In the new version of Keyword Planner, to search for toothbrush I just type in “toothbrush”. Well, I have to hit enter to add the keyword, and then click the Get Started button (the button is far away from where I am typing). It used to work better when you separated keywords with commas and then hit enter — no need to touch the mouse.

I then see all the relevant keywords, and their search volume, sorted by relevance. Now if I want to search for electric toothbrush instead, I go back to the search box and click on the existing search keyword. The toothbrush keyword disappears and then reappears with an x next to it. I then click on the keyword again, and then click at the start of the keyword and type in electric, then hit the enter key and then click the search button. That’s three more clicks than achieving the same result in the old version.

I then want to only find keywords related to electric toothbrushes that have the word electric in them. So I click on the filter symbol on the far right (there’s another filter symbol on the left that looks exactly the same, that’ll confuse people for a while), and then I have options appearing back on the left, miles away from where I clicked. There are a bunch of choices but I’ve only ever used one (required keyword) and I figure most people have mostly used that one. A couple of clicks later I have added the filter.

Based on how people use this tool there should be a second box next to the search box where I can include/exclude keywords.
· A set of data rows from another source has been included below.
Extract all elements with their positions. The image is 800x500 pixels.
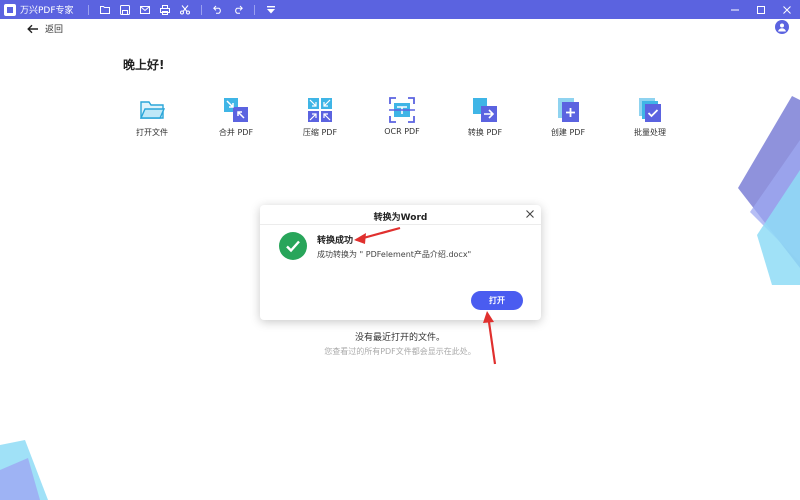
open-button[interactable]: 打开 (471, 291, 523, 310)
success-message: 成功转换为 " PDFelement产品介绍.docx" (317, 250, 472, 259)
success-title: 转换成功 (317, 236, 354, 246)
recent-empty-title: 没有最近打开的文件。 (354, 333, 445, 343)
convert-dialog: 转换为Word 转换成功 成功转换为 " PDFelement产品介绍.docx… (260, 205, 541, 320)
recent-empty-subtitle: 您查看过的所有PDF文件都会显示在此处。 (324, 347, 476, 356)
dialog-divider (260, 224, 541, 225)
dialog-close-button[interactable] (525, 209, 535, 219)
dialog-title: 转换为Word (373, 213, 428, 223)
success-check-icon (279, 232, 307, 260)
close-icon (526, 210, 534, 218)
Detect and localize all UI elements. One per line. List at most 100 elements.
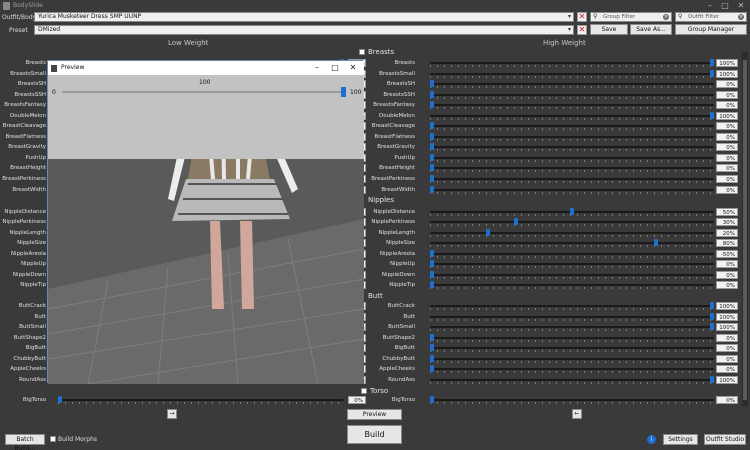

Yes they are technically a filter, but I’m not a pedant programmer and I don’t want this option buried away with other filters.

It gets worse…

So I sort the results how I like, and scroll down to the bottom looking for suitable keywords, and then after 50 results click on the button to see the second page. And I’m still at the bottom. Most people would sort results how they like and then look at them in that order. So I tediously scroll back to the top of the page to carry on looking. In a regular Google search it would have taken me to the top of the second page, automatically. This tool should do the same. It’s a basic courtesy, and saves time and frustration.

So I make it to the third page and I’ve seen enough, so I enter a new search, with all the extra clicks that entails. The results are way lower than I expected (I have it sorted by number of searches). That’s because I’m on the third page of the new search results. There is nothing at the top of the page to indicate that I am on the third page. Obviously with a new search I want to start looking at the first page. Obviously!

These are basic things I discovered the first time I used the new version of the tool. I’d been putting it off because I knew how terrible the new AdWords interface is. Google know it too. Nobody wants to use it, and Google keep postponing forcing it upon us. If they had balls and decency, they would admit defeat.

Downloading the data…

When I download the report of my keywords, they aren’t in the order I had them. But I can’t just tell Excel to sort them, because there are two unnecessary lines of data above the column headers, telling me what the report is and when I ran it, which I have to delete. I guarantee it annoys everyone who does this. And they have added in a currency column, even though an account can only have one currency.

That’s 6 things that are annoying everyone who uses the tool on a regular basis.

NOTE: This is an integral part of the most successful, most profitable, self-service software tool in history.